I started a pot of coffee, fed the demanding cat, and puzzled over food options, keeping in mind that when Quaid dove deep into a case, he rarely remembered to eat. His abject refusal to slow down and fuel his body had diminished with therapy, but it wasn’t gone. His hungercues weren’t like everyone else’s, and he could subsist for days on coffee alone if no one was there to remind him otherwise.

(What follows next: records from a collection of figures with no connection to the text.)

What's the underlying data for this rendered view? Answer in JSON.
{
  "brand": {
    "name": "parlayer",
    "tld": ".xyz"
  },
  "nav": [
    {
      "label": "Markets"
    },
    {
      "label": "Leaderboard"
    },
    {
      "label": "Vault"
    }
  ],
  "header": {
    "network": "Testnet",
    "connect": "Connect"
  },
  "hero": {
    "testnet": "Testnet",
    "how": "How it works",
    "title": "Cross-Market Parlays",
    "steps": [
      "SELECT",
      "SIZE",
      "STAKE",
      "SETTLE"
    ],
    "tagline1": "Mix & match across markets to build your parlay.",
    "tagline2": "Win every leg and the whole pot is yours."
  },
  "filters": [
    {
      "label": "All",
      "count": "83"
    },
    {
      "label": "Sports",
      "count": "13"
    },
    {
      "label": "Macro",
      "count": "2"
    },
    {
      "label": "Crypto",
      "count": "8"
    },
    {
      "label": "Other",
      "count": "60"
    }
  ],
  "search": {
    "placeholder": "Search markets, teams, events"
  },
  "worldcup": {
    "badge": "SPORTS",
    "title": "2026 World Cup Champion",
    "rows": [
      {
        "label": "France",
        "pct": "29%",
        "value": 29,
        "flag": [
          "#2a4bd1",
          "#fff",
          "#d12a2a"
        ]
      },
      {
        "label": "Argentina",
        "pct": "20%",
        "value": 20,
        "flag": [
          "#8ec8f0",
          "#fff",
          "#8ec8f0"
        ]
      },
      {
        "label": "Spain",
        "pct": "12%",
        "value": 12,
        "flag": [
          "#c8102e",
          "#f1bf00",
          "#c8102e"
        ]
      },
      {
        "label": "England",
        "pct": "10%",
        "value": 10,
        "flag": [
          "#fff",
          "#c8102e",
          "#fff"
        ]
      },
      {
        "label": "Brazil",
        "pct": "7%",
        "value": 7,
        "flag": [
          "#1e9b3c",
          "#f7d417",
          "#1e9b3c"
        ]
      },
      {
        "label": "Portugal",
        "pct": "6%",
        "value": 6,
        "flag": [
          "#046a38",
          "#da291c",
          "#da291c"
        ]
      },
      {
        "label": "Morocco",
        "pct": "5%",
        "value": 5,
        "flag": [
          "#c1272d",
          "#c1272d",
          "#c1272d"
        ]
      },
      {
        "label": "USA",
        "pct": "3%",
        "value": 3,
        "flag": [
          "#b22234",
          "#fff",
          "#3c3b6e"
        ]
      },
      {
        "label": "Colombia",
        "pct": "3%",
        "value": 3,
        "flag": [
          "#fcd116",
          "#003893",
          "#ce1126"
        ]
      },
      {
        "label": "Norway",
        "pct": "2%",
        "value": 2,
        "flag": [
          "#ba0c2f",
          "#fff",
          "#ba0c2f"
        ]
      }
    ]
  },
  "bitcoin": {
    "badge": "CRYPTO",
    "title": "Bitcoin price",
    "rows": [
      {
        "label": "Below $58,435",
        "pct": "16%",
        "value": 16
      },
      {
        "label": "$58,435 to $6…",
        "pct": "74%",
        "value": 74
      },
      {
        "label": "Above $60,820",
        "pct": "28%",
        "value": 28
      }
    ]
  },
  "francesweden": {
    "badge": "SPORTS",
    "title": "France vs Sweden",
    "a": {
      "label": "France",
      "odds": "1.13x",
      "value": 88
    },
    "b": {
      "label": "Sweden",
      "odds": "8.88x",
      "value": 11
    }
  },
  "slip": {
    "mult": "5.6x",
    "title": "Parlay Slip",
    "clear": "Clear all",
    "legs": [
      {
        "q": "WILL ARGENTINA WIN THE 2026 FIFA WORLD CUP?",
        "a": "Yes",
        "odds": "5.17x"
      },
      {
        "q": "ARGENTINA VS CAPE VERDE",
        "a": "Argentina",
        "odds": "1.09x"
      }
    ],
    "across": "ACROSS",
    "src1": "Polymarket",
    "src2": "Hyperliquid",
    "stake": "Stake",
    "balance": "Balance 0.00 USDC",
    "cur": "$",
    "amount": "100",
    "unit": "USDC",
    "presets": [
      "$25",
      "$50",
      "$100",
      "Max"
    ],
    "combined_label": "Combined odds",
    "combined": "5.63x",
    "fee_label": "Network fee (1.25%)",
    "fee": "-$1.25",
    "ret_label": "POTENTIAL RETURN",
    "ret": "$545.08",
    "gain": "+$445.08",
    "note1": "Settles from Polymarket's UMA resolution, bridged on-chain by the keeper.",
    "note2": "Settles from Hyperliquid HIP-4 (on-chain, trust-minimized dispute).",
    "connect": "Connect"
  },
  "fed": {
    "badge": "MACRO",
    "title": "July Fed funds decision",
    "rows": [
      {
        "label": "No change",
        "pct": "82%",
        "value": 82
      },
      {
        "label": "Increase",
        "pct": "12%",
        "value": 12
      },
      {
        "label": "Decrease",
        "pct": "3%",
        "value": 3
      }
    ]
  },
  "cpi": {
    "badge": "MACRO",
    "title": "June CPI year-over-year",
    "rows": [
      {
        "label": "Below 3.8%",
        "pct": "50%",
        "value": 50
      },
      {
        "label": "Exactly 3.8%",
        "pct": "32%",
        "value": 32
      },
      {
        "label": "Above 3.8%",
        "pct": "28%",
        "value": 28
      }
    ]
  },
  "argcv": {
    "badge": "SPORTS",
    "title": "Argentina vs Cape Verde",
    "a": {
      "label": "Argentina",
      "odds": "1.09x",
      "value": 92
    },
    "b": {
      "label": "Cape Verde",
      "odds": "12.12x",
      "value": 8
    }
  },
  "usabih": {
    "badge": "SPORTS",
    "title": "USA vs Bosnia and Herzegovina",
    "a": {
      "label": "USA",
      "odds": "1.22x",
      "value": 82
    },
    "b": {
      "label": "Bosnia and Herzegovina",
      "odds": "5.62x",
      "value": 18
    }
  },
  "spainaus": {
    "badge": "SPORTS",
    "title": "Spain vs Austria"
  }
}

I settled on waffles—Quaid’s healthier version of waffles. We’d come to a compromise a few months back after he accidentally-on-purpose forgot to buy my favorite breakfast treat when grocery shopping three weeks in a row. After an excruciating conversation, we agreed that I would give up my highly processed frozen chocolate chip treat in exchange for purchasing a waffle iron and making waffles from scratch. It didn’t sound so bad at the time. Alas, I had endured a four-hour lecture on how to use the waffle iron, how to clean the waffle iron, where to store the waffle iron, and of course, a list of Quaid-approved recipes he swore he would never wrinkle his nose at. They lived in a pristine folder in the recipe drawer.

So far, he’d kept his promise. Not a single sneer.

Were the waffles as good as the ones I got at the grocery store in the frozen food aisle? Surprisingly, yes, but they had taken some tweaking. Quaid’s folder of recipe options had personal notations written down the side, adjustments I’d made to improve on the overly healthy versions he preferred.